La condamnation de Conrad Black devrait être prise comme un avertissement très sérieux par tous les dirigeants tentés de piger dans les coffres de leur entreprise.

La condamnation de Conrad Black devrait être prise comme un avertissement très sérieux par tous les dirigeants tentés de piger dans les coffres de leur entreprise.

C'est ce qu'ont fait valoir les experts consultés hier par La Presse Affaires, après que l'ancien président de Hollinger International eut été reconnu coupable de quatre chefs d'accusation de fraude et d'entrave à la justice par un jury de Chicago.

»Les Américains veulent donner des exemples, dit Michel Nadeau, directeur général de l'Institut sur la gouvernance d'organisations privées et publiques. La justice américaine évolue par les cas, en condamnant des personnes. Ceci va amener les gens à être plus prudents et à mieux réfléchir.»

Selon M. Nadeau, la condamnation de Conrad Black lance un message puissant aux chefs d'entreprises: leurs agissements peuvent être punis par la loi, même s'ils ont été approuvés par les administrateurs de leurs sociétés.

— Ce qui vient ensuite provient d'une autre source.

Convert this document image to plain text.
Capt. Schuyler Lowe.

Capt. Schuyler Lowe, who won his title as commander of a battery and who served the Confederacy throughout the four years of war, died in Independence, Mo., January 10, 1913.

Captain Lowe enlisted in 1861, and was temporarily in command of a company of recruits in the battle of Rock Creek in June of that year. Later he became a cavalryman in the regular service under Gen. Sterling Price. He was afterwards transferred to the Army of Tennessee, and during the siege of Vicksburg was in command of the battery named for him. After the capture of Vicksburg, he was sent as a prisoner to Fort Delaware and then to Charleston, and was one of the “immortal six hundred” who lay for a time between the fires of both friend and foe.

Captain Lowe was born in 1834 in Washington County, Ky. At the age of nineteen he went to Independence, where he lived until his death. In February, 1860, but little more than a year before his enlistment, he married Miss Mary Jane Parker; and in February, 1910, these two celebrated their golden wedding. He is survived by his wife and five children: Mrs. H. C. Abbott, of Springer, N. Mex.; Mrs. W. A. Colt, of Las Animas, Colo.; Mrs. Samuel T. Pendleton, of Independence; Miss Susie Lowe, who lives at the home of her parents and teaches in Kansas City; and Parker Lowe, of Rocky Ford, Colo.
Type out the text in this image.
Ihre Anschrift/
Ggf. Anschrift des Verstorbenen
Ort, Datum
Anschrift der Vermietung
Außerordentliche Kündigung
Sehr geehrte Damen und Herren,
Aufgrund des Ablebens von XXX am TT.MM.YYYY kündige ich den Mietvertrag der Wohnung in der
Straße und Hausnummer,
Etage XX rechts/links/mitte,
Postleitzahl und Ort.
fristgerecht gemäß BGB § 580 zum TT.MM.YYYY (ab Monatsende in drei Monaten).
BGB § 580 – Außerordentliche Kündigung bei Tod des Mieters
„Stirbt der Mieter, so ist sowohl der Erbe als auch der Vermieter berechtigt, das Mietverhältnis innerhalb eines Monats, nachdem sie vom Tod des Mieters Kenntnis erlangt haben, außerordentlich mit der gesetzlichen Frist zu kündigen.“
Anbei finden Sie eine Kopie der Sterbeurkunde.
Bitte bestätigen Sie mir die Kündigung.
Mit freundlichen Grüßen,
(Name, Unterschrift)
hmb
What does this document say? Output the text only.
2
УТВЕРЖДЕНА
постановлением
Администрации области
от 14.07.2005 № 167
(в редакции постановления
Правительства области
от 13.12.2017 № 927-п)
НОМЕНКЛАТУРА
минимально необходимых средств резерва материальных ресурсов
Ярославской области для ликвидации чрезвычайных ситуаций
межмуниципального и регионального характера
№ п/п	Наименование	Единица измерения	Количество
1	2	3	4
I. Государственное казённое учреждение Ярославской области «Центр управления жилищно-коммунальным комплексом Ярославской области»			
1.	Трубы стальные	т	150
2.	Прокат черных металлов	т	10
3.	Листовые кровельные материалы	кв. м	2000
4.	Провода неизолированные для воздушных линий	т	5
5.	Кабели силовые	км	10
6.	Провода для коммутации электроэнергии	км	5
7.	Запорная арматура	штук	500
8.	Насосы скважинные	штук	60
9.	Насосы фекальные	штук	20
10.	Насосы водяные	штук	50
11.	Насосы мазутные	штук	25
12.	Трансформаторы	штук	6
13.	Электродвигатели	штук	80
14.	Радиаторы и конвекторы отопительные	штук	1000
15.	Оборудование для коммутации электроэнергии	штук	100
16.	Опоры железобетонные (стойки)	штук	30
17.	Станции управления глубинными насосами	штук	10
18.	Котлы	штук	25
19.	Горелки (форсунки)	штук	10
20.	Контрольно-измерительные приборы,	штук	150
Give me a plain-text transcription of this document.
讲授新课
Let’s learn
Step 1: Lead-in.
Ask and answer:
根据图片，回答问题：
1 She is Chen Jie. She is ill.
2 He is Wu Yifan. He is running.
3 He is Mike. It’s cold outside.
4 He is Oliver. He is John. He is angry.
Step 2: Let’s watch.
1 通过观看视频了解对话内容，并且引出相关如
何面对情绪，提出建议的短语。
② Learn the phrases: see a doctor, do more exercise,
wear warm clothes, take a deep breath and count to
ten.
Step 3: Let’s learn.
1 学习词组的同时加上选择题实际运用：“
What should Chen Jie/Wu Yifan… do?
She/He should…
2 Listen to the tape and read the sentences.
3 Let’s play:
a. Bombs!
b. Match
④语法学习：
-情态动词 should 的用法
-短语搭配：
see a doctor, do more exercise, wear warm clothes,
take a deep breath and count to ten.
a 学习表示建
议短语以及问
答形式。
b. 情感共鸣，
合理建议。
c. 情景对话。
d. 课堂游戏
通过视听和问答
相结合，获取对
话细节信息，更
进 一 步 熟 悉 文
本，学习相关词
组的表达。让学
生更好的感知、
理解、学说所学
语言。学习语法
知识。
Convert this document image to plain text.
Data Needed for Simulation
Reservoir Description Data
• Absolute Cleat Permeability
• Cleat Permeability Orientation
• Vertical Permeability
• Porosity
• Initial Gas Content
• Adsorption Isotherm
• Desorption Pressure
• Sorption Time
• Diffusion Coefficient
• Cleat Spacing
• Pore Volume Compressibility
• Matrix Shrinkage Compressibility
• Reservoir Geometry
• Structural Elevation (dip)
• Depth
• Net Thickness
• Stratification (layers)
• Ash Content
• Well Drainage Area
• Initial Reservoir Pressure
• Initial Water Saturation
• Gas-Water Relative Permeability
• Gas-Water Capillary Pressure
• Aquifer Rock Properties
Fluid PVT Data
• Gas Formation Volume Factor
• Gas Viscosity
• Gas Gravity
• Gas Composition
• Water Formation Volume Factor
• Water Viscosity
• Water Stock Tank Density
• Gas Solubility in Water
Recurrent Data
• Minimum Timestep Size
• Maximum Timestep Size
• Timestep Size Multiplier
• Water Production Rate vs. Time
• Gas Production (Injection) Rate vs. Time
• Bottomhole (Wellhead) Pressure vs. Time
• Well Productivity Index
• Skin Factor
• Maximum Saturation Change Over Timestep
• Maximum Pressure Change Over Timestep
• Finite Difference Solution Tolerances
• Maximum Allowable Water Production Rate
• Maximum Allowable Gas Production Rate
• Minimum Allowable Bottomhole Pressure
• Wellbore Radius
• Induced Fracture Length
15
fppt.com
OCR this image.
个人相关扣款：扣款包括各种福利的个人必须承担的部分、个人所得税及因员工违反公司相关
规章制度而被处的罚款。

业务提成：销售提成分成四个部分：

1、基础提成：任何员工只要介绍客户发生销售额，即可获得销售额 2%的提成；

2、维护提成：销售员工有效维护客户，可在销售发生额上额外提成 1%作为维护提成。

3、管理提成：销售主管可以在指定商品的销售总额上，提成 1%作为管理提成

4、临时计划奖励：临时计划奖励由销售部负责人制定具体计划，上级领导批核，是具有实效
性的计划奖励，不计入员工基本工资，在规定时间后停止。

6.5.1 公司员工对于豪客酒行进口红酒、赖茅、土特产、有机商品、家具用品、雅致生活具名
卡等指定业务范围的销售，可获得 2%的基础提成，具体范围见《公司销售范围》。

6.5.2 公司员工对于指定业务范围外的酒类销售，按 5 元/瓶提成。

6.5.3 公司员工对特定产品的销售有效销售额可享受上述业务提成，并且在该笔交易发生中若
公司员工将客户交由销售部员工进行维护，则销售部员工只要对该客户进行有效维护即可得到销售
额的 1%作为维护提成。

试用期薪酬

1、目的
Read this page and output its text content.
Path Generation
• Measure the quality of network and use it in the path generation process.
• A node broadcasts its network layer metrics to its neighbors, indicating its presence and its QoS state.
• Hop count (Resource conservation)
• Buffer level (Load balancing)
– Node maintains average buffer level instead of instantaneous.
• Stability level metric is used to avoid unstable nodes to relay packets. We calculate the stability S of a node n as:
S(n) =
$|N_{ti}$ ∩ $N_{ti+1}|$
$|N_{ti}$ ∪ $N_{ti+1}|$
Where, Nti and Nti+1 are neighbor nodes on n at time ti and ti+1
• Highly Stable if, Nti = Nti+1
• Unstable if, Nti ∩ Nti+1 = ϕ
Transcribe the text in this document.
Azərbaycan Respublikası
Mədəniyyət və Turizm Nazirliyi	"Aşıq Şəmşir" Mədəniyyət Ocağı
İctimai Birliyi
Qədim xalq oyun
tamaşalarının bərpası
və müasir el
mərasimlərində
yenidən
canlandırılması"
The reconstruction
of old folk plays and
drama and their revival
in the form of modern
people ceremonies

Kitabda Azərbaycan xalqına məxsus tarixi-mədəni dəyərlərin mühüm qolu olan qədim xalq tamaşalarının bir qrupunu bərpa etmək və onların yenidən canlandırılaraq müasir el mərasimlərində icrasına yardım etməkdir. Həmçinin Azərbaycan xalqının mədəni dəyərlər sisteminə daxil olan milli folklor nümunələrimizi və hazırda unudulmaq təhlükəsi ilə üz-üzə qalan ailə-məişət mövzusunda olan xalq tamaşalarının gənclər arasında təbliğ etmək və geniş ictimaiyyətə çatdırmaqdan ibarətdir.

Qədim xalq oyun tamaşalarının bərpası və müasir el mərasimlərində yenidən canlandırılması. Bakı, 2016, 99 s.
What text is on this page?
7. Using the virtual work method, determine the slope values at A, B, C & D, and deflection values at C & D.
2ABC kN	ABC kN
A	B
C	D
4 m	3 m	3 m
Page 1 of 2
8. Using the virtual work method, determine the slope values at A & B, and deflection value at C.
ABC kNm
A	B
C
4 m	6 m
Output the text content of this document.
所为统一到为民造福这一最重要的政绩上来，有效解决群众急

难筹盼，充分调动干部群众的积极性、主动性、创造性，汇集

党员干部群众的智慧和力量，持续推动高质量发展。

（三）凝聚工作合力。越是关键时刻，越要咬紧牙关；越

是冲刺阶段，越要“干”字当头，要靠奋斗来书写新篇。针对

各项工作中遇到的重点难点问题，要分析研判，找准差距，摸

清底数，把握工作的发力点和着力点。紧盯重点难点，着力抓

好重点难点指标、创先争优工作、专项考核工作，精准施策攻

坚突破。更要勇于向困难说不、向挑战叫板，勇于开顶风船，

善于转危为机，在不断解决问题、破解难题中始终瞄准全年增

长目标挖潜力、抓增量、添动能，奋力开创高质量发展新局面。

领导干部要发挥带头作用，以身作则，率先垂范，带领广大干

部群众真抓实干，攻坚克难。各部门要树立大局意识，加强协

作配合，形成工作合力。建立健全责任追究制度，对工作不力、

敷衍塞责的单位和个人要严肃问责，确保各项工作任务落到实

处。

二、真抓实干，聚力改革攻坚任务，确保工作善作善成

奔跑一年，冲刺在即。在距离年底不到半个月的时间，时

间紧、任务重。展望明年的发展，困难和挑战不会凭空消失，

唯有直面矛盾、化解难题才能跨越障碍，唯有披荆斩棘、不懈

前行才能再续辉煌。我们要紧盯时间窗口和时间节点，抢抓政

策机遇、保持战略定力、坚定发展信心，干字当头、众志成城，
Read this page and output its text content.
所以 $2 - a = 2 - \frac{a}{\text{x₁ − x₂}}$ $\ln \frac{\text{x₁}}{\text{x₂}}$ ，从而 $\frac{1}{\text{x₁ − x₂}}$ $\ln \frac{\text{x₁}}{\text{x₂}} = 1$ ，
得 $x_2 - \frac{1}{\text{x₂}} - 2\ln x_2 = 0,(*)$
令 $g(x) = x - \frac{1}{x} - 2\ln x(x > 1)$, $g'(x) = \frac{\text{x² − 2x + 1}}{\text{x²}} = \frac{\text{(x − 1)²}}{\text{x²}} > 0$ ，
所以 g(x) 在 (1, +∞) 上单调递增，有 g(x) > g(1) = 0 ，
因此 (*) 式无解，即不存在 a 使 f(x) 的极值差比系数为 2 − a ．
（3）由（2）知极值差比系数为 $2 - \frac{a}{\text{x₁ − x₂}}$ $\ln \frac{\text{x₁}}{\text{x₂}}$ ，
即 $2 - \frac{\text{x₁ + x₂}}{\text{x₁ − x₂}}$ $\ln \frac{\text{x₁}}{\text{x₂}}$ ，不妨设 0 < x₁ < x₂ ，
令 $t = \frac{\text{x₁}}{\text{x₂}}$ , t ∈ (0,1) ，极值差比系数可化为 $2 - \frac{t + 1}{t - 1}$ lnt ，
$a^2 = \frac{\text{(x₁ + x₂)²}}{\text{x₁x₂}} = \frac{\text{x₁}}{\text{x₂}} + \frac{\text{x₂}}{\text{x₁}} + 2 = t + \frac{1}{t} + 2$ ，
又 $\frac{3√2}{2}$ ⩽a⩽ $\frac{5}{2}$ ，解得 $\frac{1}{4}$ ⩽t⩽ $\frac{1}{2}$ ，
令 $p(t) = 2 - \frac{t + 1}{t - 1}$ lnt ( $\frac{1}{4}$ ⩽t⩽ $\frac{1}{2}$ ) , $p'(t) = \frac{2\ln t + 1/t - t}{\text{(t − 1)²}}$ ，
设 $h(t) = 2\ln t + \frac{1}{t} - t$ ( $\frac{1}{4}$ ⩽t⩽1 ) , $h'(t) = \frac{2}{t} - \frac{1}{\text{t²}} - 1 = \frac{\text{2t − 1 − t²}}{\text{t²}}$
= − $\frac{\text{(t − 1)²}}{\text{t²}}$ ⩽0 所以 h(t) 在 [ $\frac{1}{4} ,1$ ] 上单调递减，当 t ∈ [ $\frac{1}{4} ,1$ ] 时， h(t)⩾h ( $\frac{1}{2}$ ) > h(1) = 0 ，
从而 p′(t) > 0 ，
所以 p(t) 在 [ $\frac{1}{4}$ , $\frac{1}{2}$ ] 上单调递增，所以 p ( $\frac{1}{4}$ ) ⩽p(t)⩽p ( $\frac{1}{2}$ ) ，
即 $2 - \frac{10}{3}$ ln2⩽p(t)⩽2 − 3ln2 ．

«Aujourd'hui, on vous dit que même si vous avez des décisions du conseil ou de comités du conseil qui vous permettent de faire ceci ou cela, mais que ces décisions ne correspondent pas à certaines valeurs et pénalisent des actionnaires en vous favorisant indûment, c'est un crime.»

La forte médiatisation du procès de Black - et la condamnation de l'ex magnat - produiront un «effet de dissuasion» chez les dirigeants tentés de frauder, dit pour sa part Denis Durand, associé principal chez Jarislowsky Fraser.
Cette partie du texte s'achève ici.